Alguns anos antes, em 1981, na cidade alentejana promoveu, com o Ar.Co – Centro de Arte e Comunicação Visual, o I Simpósio Internacional de Escultura em Pedra, reunindo um grupo de escultores e um grupo de jovens escultores portugueses.
Em 2018, o Centro Internacional de Arte José de Guimarães mostrou a ‘Constelação Cutileiro’, que mostrou o impacto do escultor na arte contemporânea portuguesa, através de artistas como Charrua, Joaquim Bravo, Álvaro Lapa, António Palolo, Manuel Rosa, José Pedro Croft.
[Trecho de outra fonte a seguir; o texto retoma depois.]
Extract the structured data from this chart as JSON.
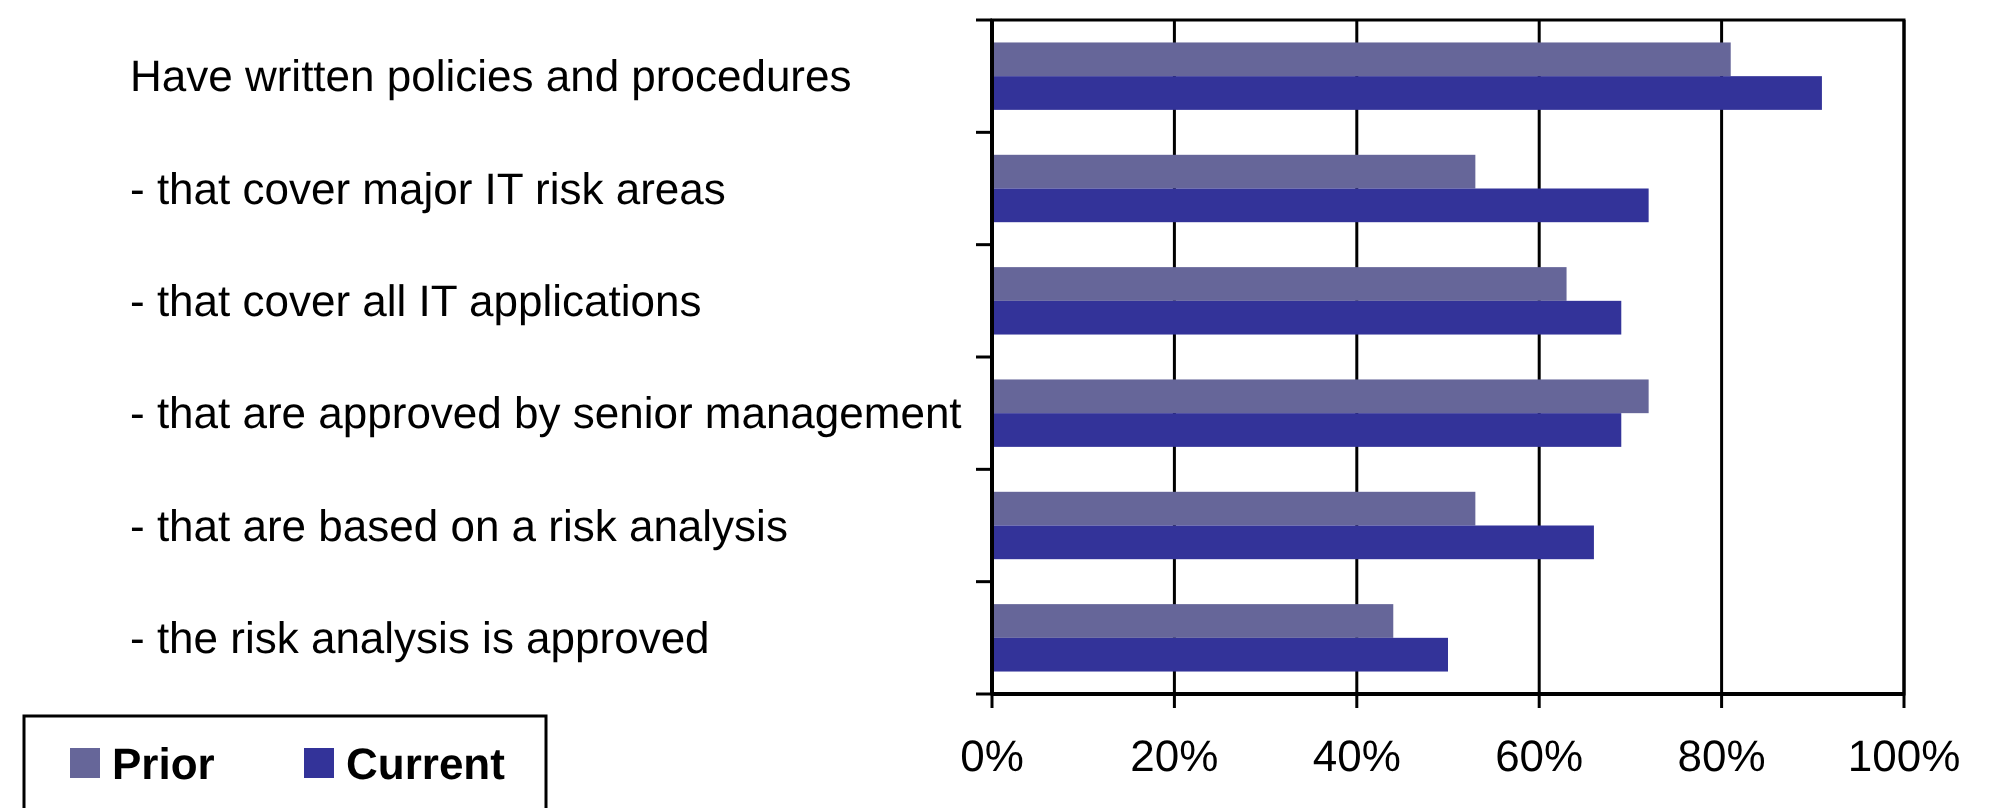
{
  "chart_data": {
    "type": "bar",
    "orientation": "horizontal",
    "categories": [
      "Have written policies and procedures",
      "- that cover major IT risk areas",
      "- that cover all IT applications",
      "- that are approved by senior management",
      "- that are based on a risk analysis",
      "- the risk analysis is approved"
    ],
    "series": [
      {
        "name": "Prior",
        "color": "#666699",
        "values": [
          81,
          53,
          63,
          72,
          53,
          44
        ]
      },
      {
        "name": "Current",
        "color": "#333399",
        "values": [
          91,
          72,
          69,
          69,
          66,
          50
        ]
      }
    ],
    "xlim": [
      0,
      100
    ],
    "xticks": [
      {
        "value": 0,
        "label": "0%"
      },
      {
        "value": 20,
        "label": "20%"
      },
      {
        "value": 40,
        "label": "40%"
      },
      {
        "value": 60,
        "label": "60%"
      },
      {
        "value": 80,
        "label": "80%"
      },
      {
        "value": 100,
        "label": "100%"
      }
    ],
    "grid": "x",
    "legend": "bottom left"
  }
}
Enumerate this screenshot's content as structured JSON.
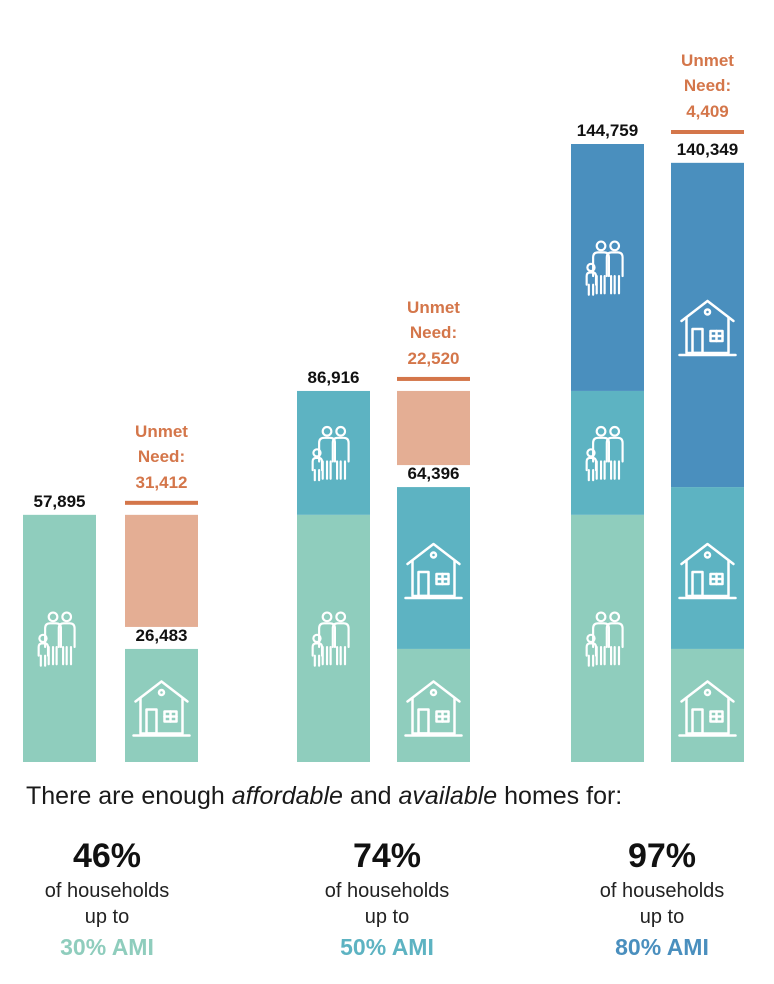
{
  "chart_data": {
    "type": "bar",
    "groups": [
      {
        "households": {
          "value": 57895,
          "label": "57,895",
          "segments": [
            57895
          ]
        },
        "homes": {
          "value": 26483,
          "label": "26,483",
          "segments": [
            26483
          ]
        },
        "unmet": {
          "line1": "Unmet",
          "line2": "Need:",
          "value": 31412,
          "label": "31,412"
        }
      },
      {
        "households": {
          "value": 86916,
          "label": "86,916",
          "segments": [
            57895,
            29021
          ]
        },
        "homes": {
          "value": 64396,
          "label": "64,396",
          "segments": [
            26483,
            37913
          ]
        },
        "unmet": {
          "line1": "Unmet",
          "line2": "Need:",
          "value": 22520,
          "label": "22,520"
        }
      },
      {
        "households": {
          "value": 144759,
          "label": "144,759",
          "segments": [
            57895,
            29021,
            57843
          ]
        },
        "homes": {
          "value": 140349,
          "label": "140,349",
          "segments": [
            26483,
            37913,
            75953
          ]
        },
        "unmet": {
          "line1": "Unmet",
          "line2": "Need:",
          "value": 4409,
          "label": "4,409"
        }
      }
    ],
    "tier_colors": [
      "#8fcdbd",
      "#5db3c2",
      "#4a8fbe"
    ],
    "unmet_color": "#e4ae94",
    "unmet_text_color": "#d4764a",
    "label_color": "#111111",
    "icons": [
      "family-icon",
      "house-icon"
    ],
    "ylim": [
      0,
      144759
    ]
  },
  "summary": {
    "intro_pre": "There are enough ",
    "intro_em1": "affordable",
    "intro_mid": " and ",
    "intro_em2": "available",
    "intro_post": " homes for:",
    "stats": [
      {
        "pct": "46%",
        "line1": "of households",
        "line2": "up to",
        "ami": "30% AMI",
        "color": "#8fcdbd"
      },
      {
        "pct": "74%",
        "line1": "of households",
        "line2": "up to",
        "ami": "50% AMI",
        "color": "#5db3c2"
      },
      {
        "pct": "97%",
        "line1": "of households",
        "line2": "up to",
        "ami": "80% AMI",
        "color": "#4a8fbe"
      }
    ]
  }
}
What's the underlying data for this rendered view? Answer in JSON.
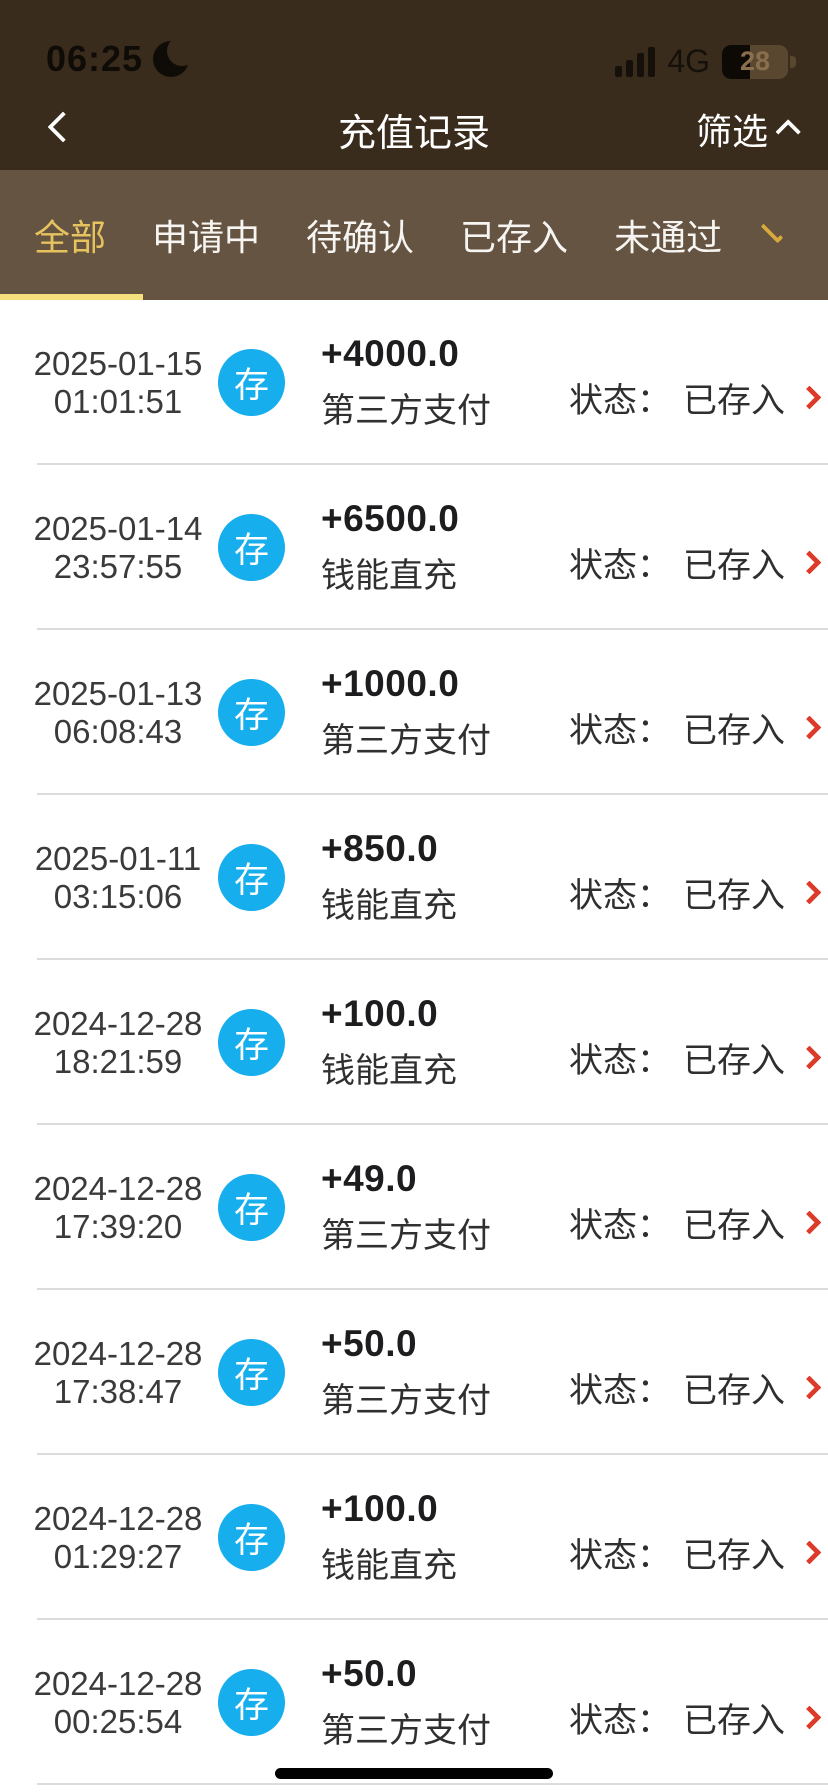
{
  "status_bar": {
    "time": "06:25",
    "moon_icon": "crescent-moon",
    "signal_icon": "signal-bars-4",
    "network": "4G",
    "battery_percent": "28"
  },
  "nav": {
    "back_icon": "chevron-left",
    "title": "充值记录",
    "filter_label": "筛选",
    "filter_icon": "chevron-up"
  },
  "tab_bar": {
    "items": [
      {
        "label": "全部",
        "active": true
      },
      {
        "label": "申请中",
        "active": false
      },
      {
        "label": "待确认",
        "active": false
      },
      {
        "label": "已存入",
        "active": false
      },
      {
        "label": "未通过",
        "active": false
      }
    ],
    "more_icon": "chevron-down",
    "active_color": "#e6c35f",
    "underline_color": "#f6e07d"
  },
  "list": {
    "status_label": "状态：",
    "deposit_icon_color": "#16aeec",
    "chevron_color": "#dd3b2a",
    "records": [
      {
        "date": "2025-01-15",
        "time": "01:01:51",
        "icon_text": "存",
        "amount": "+4000.0",
        "method": "第三方支付",
        "status": "已存入"
      },
      {
        "date": "2025-01-14",
        "time": "23:57:55",
        "icon_text": "存",
        "amount": "+6500.0",
        "method": "钱能直充",
        "status": "已存入"
      },
      {
        "date": "2025-01-13",
        "time": "06:08:43",
        "icon_text": "存",
        "amount": "+1000.0",
        "method": "第三方支付",
        "status": "已存入"
      },
      {
        "date": "2025-01-11",
        "time": "03:15:06",
        "icon_text": "存",
        "amount": "+850.0",
        "method": "钱能直充",
        "status": "已存入"
      },
      {
        "date": "2024-12-28",
        "time": "18:21:59",
        "icon_text": "存",
        "amount": "+100.0",
        "method": "钱能直充",
        "status": "已存入"
      },
      {
        "date": "2024-12-28",
        "time": "17:39:20",
        "icon_text": "存",
        "amount": "+49.0",
        "method": "第三方支付",
        "status": "已存入"
      },
      {
        "date": "2024-12-28",
        "time": "17:38:47",
        "icon_text": "存",
        "amount": "+50.0",
        "method": "第三方支付",
        "status": "已存入"
      },
      {
        "date": "2024-12-28",
        "time": "01:29:27",
        "icon_text": "存",
        "amount": "+100.0",
        "method": "钱能直充",
        "status": "已存入"
      },
      {
        "date": "2024-12-28",
        "time": "00:25:54",
        "icon_text": "存",
        "amount": "+50.0",
        "method": "第三方支付",
        "status": "已存入"
      }
    ]
  }
}
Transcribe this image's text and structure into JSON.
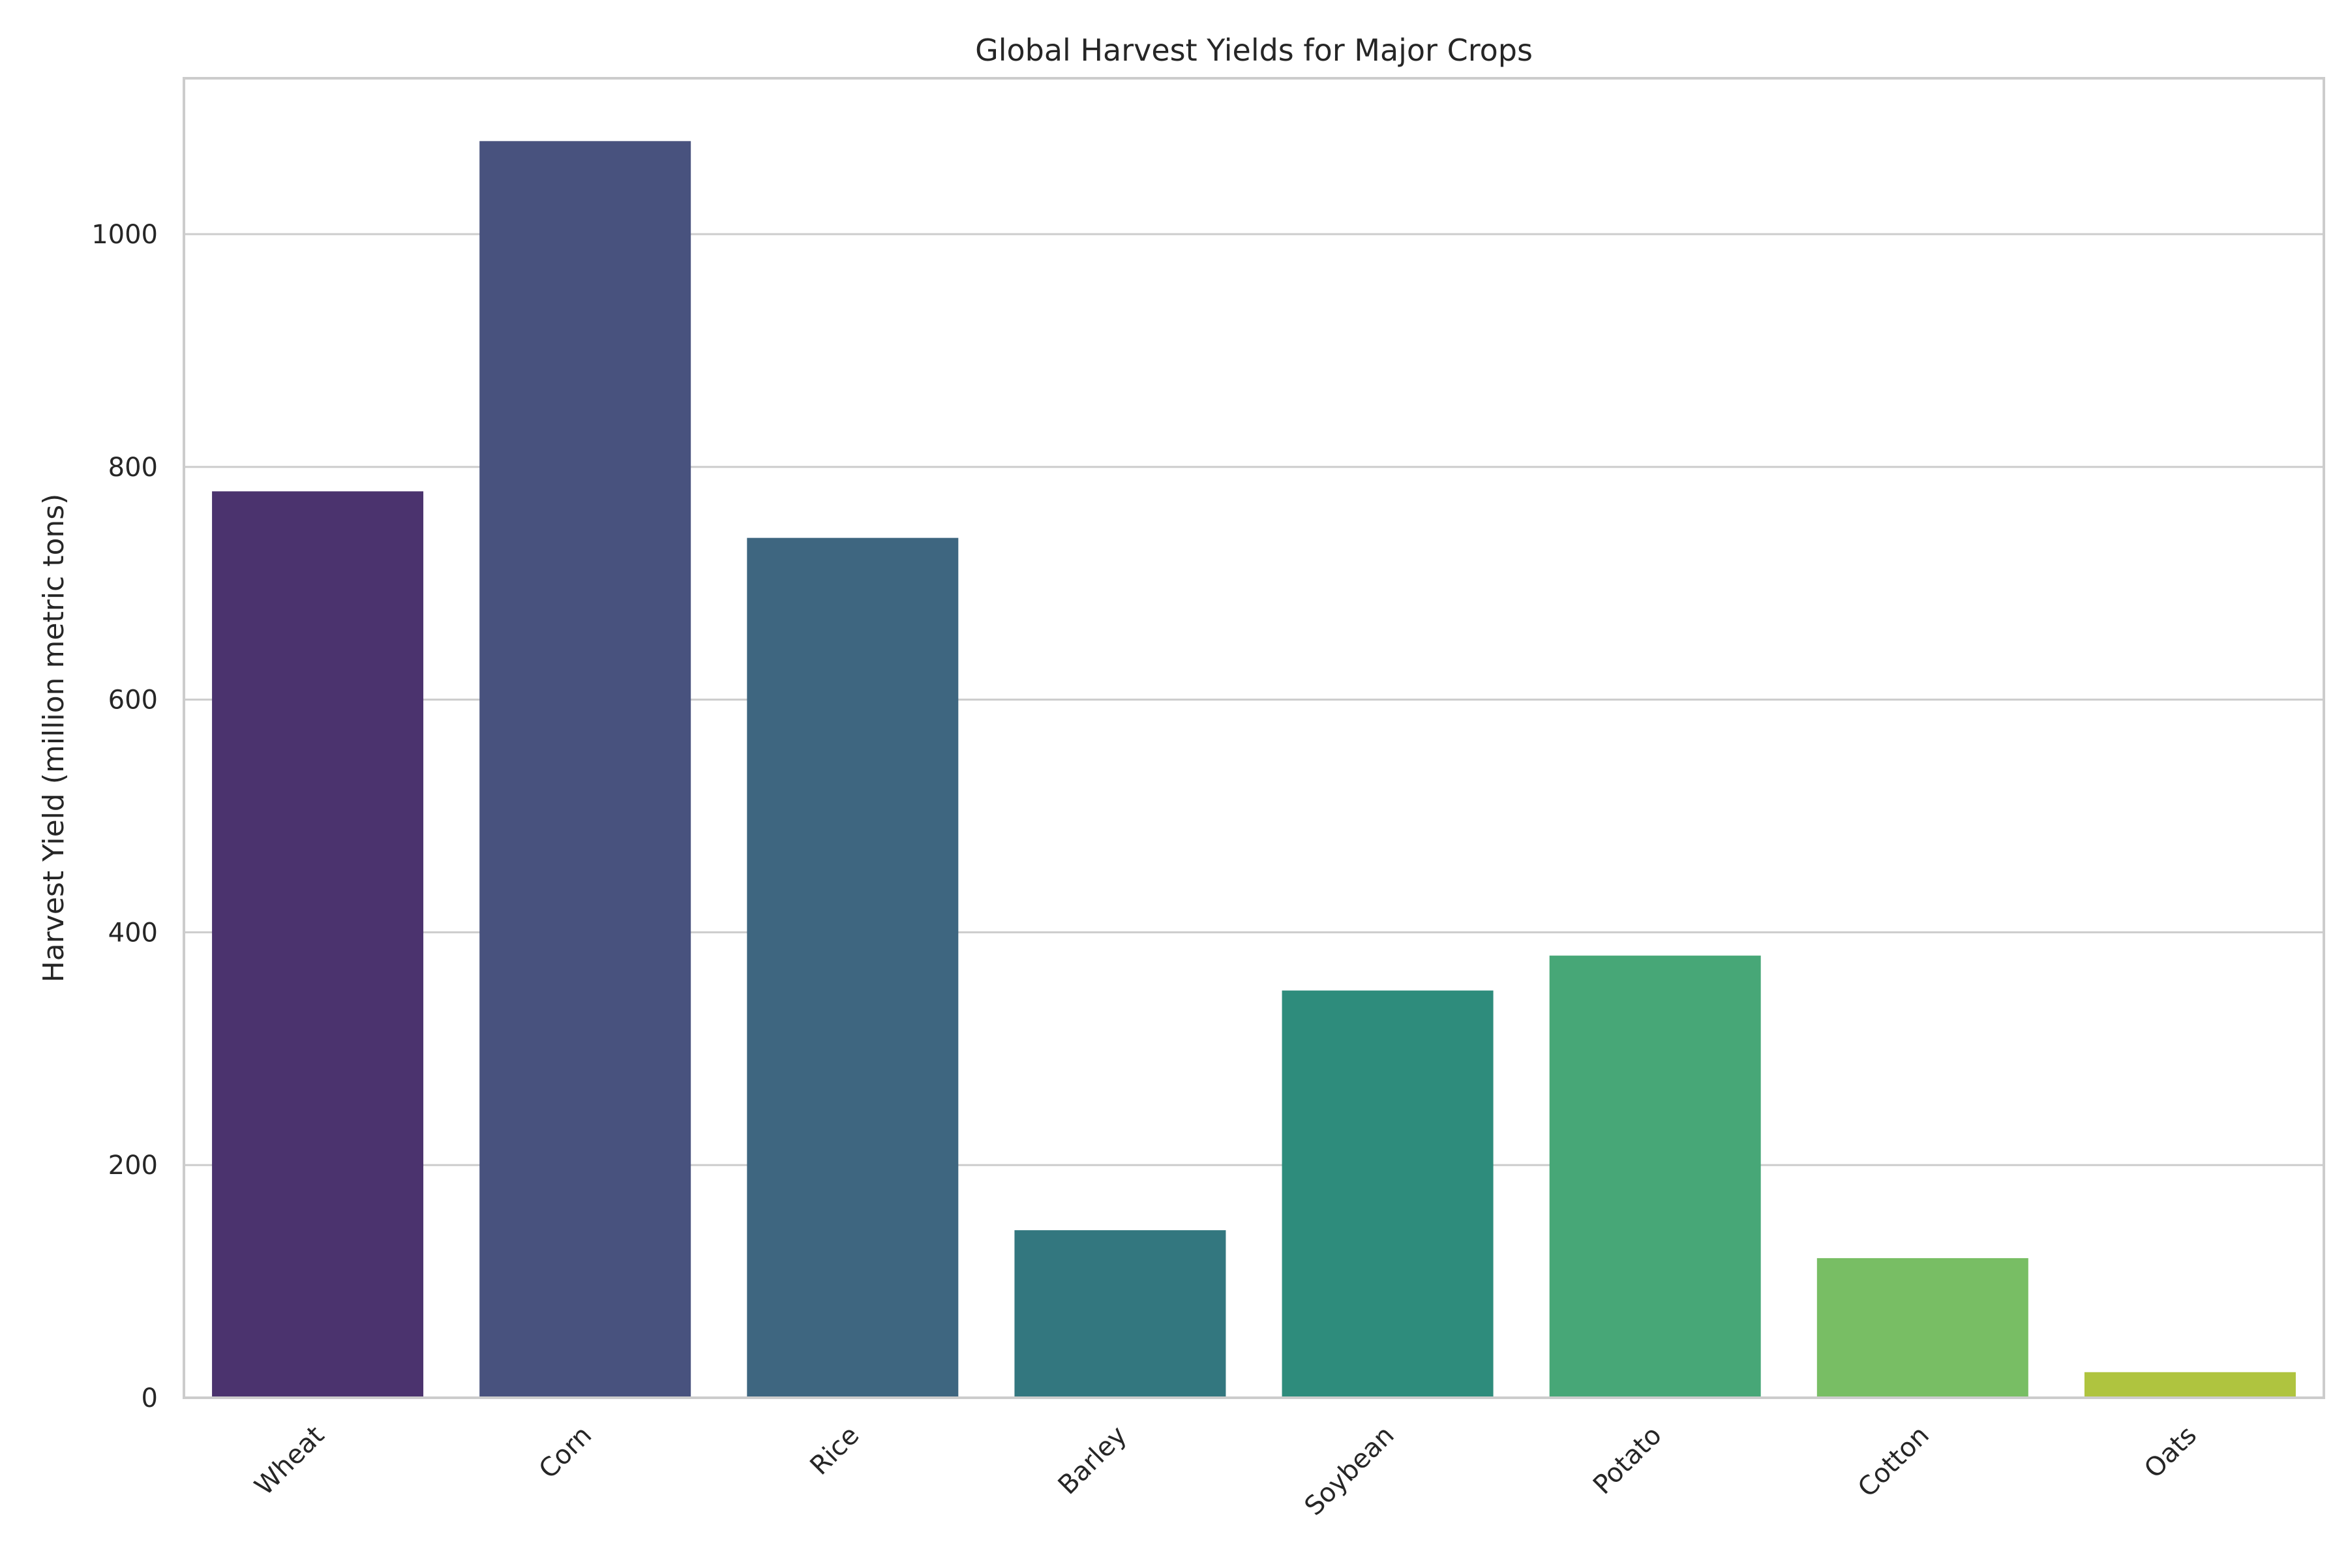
{
  "chart_data": {
    "type": "bar",
    "title": "Global Harvest Yields for Major Crops",
    "xlabel": "",
    "ylabel": "Harvest Yield (million metric tons)",
    "categories": [
      "Wheat",
      "Corn",
      "Rice",
      "Barley",
      "Soybean",
      "Potato",
      "Cotton",
      "Oats"
    ],
    "values": [
      779,
      1080,
      739,
      144,
      350,
      380,
      120,
      22
    ],
    "colors": [
      "#4b336e",
      "#48527e",
      "#3e6680",
      "#33777f",
      "#2e8c7c",
      "#47a777",
      "#78be64",
      "#afc43f"
    ],
    "ylim": [
      0,
      1134
    ],
    "yticks": [
      0,
      200,
      400,
      600,
      800,
      1000
    ],
    "grid": "horizontal"
  }
}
“João Cutileiro abriu um modo novo de encarar a prática escultórica em Portugal, baseada numa abordagem performativa, iminentemente ‘matérica’, oscilando entre forma e informe, remetendo para motivos ou arquétipos da história ou da pré-história da escultura, num diálogo entre épocas e geografias diversas”, lia-se no catálogo. João Cutileiro foi condecorado como Oficial da Ordem de Sant’Iago da Espada, em 1983. Receberia ainda o doutoramento Honoris Causa pela Universidade de Évora e da Universidade Nova de Lisboa.
Quando da atribuição da Medalha de Mérito Cultural, o Ministério da Cultura destacou o escultor como, “indiscutivelmente, um dos mais singulares artistas portugueses do século XX”: “Excessivo, festivo, generoso, o seu trabalho marcou decisivamente a paisagem artística e cultural em Portugal a partir do final dos anos 1950 e início dos anos 1960”.
Dos vários temas desenvolvidos por Cutileiro, o dos corpos femininos foi um dos mais marcantes.
Em 1990, a Fundação Calouste Gulbenkian dedicou-lhe uma exposição antológica, e, desde então, sucederam-se várias mostras individuais, em Portugal e no estrangeiro, desde Bruxelas, Luxemburgo, Almansil, Évora, Lisboa, Guimarães e Lagos.
João Cutileiro era irmão do diplomata e escritor José Cutileiro, que morreu em maio de 2020, aos 86 anos.